As climate deniers have scrounged around for arguments against the obvious, one popular avenue has been the Galactic Cosmic Ray theory. Championed by Danish scientist Henrik Svensmark, the theory posits that tiny variations in radiation emitted by the sun, known as cosmic rays, are reducing cloud cover to the extent that they’re what’s actually causing climate change. (Spoiler alert: they aren’t.)
Svensmark and the deniers got a big boost of credibility for the theory (which has been shot down for years) in May of 2016, when a paper based on data from CERN’s Large Hadron Collider suggested that cosmic rays were interacting with particles given off by trees, which could be responsible for some observed warming. This new finding, that trees naturally emit the molecules that, when combined with cosmic rays, could grow into the particles that provide the basis for cloud growth.

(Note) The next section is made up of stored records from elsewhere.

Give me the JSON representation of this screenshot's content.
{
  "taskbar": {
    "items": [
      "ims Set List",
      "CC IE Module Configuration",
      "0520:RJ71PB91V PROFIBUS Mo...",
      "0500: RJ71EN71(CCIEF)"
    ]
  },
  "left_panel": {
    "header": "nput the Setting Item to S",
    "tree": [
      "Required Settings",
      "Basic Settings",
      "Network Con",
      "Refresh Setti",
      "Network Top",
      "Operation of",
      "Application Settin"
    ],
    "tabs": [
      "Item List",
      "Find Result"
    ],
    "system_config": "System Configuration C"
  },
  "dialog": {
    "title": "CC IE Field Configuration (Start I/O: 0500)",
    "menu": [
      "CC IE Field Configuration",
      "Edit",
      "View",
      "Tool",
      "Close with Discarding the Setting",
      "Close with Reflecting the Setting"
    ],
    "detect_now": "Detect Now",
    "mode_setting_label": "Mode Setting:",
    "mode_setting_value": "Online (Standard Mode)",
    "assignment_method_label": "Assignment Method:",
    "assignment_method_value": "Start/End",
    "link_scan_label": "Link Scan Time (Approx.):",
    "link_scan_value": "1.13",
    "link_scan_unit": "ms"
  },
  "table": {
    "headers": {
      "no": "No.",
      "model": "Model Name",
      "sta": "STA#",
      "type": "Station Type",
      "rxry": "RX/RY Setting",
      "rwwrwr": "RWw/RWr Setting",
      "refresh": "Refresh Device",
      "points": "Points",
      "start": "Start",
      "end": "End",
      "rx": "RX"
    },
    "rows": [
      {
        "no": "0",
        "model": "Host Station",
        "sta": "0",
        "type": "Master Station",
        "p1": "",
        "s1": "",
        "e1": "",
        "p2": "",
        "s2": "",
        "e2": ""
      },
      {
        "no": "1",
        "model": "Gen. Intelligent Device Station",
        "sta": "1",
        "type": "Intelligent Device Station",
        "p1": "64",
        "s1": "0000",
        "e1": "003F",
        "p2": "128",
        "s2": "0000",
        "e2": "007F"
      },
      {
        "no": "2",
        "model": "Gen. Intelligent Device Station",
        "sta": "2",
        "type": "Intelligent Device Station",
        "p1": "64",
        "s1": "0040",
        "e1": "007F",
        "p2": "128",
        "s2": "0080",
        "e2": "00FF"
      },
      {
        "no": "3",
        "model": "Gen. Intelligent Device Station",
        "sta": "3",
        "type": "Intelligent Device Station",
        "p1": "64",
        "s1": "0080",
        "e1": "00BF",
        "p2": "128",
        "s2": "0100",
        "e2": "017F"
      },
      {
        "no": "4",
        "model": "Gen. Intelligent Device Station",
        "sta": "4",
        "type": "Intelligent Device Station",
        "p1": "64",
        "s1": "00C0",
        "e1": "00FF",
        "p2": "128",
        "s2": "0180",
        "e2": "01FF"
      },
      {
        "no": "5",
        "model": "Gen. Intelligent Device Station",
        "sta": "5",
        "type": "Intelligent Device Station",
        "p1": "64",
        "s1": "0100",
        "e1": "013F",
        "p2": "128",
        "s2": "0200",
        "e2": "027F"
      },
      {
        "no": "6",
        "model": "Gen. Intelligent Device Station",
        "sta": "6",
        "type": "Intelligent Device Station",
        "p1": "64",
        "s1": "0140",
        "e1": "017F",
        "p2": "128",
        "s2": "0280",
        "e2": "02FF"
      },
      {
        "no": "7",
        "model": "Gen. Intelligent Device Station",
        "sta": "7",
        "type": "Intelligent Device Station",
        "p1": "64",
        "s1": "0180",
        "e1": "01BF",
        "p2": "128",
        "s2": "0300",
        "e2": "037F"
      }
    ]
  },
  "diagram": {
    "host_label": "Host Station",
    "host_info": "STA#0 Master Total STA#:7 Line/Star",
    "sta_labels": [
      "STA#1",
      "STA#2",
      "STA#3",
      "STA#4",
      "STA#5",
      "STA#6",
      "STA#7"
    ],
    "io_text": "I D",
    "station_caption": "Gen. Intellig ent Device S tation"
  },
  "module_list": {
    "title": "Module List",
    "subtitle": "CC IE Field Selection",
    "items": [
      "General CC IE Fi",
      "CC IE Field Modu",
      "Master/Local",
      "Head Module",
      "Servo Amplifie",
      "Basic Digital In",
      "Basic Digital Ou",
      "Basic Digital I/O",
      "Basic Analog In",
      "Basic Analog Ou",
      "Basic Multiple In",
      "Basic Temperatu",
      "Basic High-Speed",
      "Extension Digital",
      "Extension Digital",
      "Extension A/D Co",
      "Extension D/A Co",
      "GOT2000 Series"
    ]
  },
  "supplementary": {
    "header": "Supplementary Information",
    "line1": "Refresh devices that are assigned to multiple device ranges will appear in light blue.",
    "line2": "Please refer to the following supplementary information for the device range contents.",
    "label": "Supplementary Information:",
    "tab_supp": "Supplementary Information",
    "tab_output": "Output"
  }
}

While mainstream and “skeptical” coverage tended to focus on the new finding that trees might be emitting climate-changing particles, deniers took it as support for Svensmark’s Galactic Ray theory. Svensmark had suggested this relationship and produced studies showing a correlation between cosmic rays and climate, but was never able to provide the smoking gun: the mechanism by which rays influenced climate. While the CERN study provided a tiny puff of this needed smoke, whether or not it was from the metaphorical cosmic ray gun required further study.
By October, there was a follow-up paper debunking the far-out idea that these tiny cosmic changes were doing more to warm the climate than the massive amounts of greenhouse gases polluting our atmosphere. Of course, that did little to slow down deniers, who continued to hype the CERN experiments. (For a comprehensive, recent rundown of how deniers think about this, see this June ‘17 WUWT guest post with a full synopsis of the discredited theory).
Now, a fresh commentary in Journal of Geophysical Research: Atmospheres further grounds the cosmic theory, with an abstract that concludes the effect is too weak “to yield a significant influence on clouds and climate.” So if there is a link between ions from the sun and clouds and climate, it’s far too small to be any match for the greenhouse gases we know all about.
Which means we can now be more CERNtain than ever that the cosmic ray theory badly misses the Svensmark.